还有 dist() 函数。请注意 rownames 步骤是为了使输出更具可读性:
rownames(df) <- df[['house']]
dist(df[, c('long', 'lat')])
# added round(..., 1) to make this output
a b c d e f g h i j
b 5.0
c 8.2 4.1
d 8.1 3.2 2.2
e 5.0 3.2 3.6 4.5
f 12.0 8.9 5.0 7.1 7.1
g 14.6 12.2 8.5 10.6 9.8 3.6
h 10.2 7.8 4.5 6.7 5.4 2.2 4.5
i 12.0 8.9 5.0 7.1 7.1 0.0 3.6 2.2
j 18.1 14.9 10.8 12.5 13.2 6.1 4.5 8.0 6.1
x 8.1 5.7 3.0 5.1 3.2 4.0 6.7 2.2 4.0 10.0
要获得预期的输出,您可以将 dist class 转换为矩阵和子集:
as.matrix(dist(df[, c('long', 'lat')]))[11, -11]
a b c d e f g h i j
8.1 5.7 3.0 5.1 3.2 4.0 6.7 2.2 4.0 10.0
df$distance_to_x <- as.matrix(dist(df[, c('long', 'lat')]))[11, ]
df
house long lat location distance_to_x
a a 11 26 city 8.062258
b b 15 29 city 5.656854
c c 19 28 city 3.000000
d d 18 30 city 5.099020
e e 16 26 city 3.162278
f f 23 25 district 4.000000
g g 25 22 district 6.708204
h h 21 24 district 2.236068
i i 23 25 district 4.000000
j j 29 24 district 10.049876
x x 19 25 null 0.000000
如果您想按照@nicola 的建议使用您的函数。使用 with() 也有帮助:
with(df, euclid(long, long[house =='x'], lat, lat[house == 'x']))

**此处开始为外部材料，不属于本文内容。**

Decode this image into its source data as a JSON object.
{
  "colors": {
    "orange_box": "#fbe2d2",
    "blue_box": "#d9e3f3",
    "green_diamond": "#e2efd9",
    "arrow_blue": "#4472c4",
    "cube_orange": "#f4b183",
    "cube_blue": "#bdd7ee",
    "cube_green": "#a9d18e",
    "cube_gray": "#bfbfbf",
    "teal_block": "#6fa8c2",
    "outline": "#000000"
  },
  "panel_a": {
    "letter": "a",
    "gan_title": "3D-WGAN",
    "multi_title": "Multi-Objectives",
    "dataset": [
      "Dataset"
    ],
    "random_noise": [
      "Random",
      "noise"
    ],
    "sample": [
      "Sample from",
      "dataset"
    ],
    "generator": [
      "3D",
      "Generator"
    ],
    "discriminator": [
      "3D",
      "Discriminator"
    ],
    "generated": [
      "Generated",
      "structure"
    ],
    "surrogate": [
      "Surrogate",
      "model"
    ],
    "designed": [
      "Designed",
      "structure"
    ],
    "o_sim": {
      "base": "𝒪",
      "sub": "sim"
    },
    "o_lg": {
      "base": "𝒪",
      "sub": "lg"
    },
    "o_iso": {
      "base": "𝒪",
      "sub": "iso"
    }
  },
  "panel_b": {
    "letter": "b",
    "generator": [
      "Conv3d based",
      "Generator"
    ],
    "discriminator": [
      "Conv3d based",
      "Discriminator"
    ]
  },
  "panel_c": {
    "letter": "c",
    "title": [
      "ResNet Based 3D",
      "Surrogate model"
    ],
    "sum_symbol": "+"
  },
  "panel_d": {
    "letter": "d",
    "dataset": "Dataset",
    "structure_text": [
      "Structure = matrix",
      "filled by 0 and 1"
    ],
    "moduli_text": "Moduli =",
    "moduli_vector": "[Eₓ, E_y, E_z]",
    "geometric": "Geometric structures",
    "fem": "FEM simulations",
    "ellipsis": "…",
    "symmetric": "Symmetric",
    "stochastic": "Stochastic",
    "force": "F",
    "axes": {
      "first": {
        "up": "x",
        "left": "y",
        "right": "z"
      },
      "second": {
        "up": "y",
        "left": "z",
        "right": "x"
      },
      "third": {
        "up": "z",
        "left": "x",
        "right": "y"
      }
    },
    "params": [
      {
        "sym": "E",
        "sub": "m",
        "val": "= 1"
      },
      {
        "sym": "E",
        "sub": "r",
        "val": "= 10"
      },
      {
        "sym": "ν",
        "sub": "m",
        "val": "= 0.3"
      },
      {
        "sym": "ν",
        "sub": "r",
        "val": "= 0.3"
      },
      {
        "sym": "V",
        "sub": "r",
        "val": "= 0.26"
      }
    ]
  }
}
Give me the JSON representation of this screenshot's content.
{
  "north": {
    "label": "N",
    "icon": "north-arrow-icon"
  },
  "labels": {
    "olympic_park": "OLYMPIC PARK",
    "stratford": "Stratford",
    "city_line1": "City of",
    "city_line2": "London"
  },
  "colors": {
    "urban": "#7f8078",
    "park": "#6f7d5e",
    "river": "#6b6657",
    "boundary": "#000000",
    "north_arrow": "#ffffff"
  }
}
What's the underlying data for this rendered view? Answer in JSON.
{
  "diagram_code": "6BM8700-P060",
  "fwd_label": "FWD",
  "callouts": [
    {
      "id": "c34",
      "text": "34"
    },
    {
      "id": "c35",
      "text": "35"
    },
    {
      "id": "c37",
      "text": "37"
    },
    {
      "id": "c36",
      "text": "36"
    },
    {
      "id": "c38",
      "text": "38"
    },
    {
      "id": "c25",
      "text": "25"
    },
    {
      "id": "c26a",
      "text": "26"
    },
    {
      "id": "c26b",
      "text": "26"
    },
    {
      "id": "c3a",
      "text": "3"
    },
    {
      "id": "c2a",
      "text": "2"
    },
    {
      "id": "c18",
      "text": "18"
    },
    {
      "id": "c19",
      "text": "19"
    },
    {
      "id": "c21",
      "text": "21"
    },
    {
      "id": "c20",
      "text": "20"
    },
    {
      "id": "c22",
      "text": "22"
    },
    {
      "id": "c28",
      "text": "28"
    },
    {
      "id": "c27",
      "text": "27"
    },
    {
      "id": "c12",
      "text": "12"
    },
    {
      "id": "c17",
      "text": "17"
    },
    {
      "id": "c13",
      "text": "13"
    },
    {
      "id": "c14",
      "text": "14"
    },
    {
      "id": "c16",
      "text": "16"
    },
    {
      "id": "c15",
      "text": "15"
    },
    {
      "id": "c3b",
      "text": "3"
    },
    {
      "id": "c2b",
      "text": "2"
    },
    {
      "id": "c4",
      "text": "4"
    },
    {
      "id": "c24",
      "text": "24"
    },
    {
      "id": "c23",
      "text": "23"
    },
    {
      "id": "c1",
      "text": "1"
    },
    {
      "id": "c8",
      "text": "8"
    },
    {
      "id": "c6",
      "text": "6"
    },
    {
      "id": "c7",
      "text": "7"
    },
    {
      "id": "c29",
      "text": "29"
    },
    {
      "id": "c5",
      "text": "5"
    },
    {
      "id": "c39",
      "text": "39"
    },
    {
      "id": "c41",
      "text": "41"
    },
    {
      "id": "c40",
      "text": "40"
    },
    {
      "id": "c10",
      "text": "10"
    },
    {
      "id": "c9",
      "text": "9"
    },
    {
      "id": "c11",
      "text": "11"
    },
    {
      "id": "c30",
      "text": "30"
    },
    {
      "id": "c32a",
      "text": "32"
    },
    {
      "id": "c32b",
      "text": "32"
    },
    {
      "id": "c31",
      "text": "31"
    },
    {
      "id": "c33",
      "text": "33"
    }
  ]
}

除了的dist()方法外,您还可以使用outer()来制作它,即
# form complex-valued coordinates
z <- with(df,long + 1i*lat)
# calculate distance between complex numbers
df$distance2x <- as.numeric(abs(outer(z,z,"-"))[which(df$house == "x"),])
这样
> df
house long lat location distance2x
1 a 11 26 city 8.062258
2 b 15 29 city 5.656854
3 c 19 28 city 3.000000
4 d 18 30 city 5.099020
5 e 16 26 city 3.162278
6 f 23 25 district 4.000000
7 g 25 22 district 6.708204
8 h 21 24 district 2.236068
9 i 23 25 district 4.000000
10 j 29 24 district 10.049876
11 x 19 25 null 0.000000
注意:想法是形成复值坐标并使用abs()超过两个房子之间的差异
我正在尝试计算 a 和 x、b 和 b 之间的欧氏距离x, ... 来自 table。这是我的数据:
df <- data.frame(house=c(letters[1:10],"x"),long=c(11,15,19,18,16,23,25,21,23,29,19),
lat=c(26,29,28,30,26,25,22,24,25,24,25),
location=(c(rep("city", 5),rep("district", 5), "null")))
我试过用欧氏公式计算:
euclid<- function(x1,x2, y1,y2) {
euclid= sqrt((x1-x2)^2+(y1-y2)^2)
return(euclid)
}
我正在寻找这个输出:
House long lat **Distance to X**
h 21 24 2.24
c 19 28 3
e 16 26 3.16
f 23 25 4
i 23 25 4
d 18 30 5.1
b 15 29 5.66
g 25 22 6.71
a 11 26 8.06
j 29 24 10.05
我如何将公式循环到 long 和 lat 值?
还有 dist() 函数。请注意 rownames 步骤是为了使输出更具可读性:
rownames(df) <- df[['house']]
dist(df[, c('long', 'lat')])
# added round(..., 1) to make this output
a b c d e f g h i j
b 5.0
c 8.2 4.1
d 8.1 3.2 2.2
e 5.0 3.2 3.6 4.5
f 12.0 8.9 5.0 7.1 7.1
g 14.6 12.2 8.5 10.6 9.8 3.6
h 10.2 7.8 4.5 6.7 5.4 2.2 4.5
i 12.0 8.9 5.0 7.1 7.1 0.0 3.6 2.2
j 18.1 14.9 10.8 12.5 13.2 6.1 4.5 8.0 6.1
x 8.1 5.7 3.0 5.1 3.2 4.0 6.7 2.2 4.0 10.0
要获得预期的输出,您可以将 dist class 转换为矩阵和子集:
as.matrix(dist(df[, c('long', 'lat')]))[11, -11]
a b c d e f g h i j
8.1 5.7 3.0 5.1 3.2 4.0 6.7 2.2 4.0 10.0
df$distance_to_x <- as.matrix(dist(df[, c('long', 'lat')]))[11, ]
df
house long lat location distance_to_x
a a 11 26 city 8.062258
b b 15 29 city 5.656854
c c 19 28 city 3.000000
d d 18 30 city 5.099020
e e 16 26 city 3.162278
f f 23 25 district 4.000000
g g 25 22 district 6.708204
h h 21 24 district 2.236068
i i 23 25 district 4.000000
j j 29 24 district 10.049876
x x 19 25 null 0.000000
如果您想按照@nicola 的建议使用您的函数。使用 with() 也有帮助:
with(df, euclid(long, long[house =='x'], lat, lat[house == 'x']))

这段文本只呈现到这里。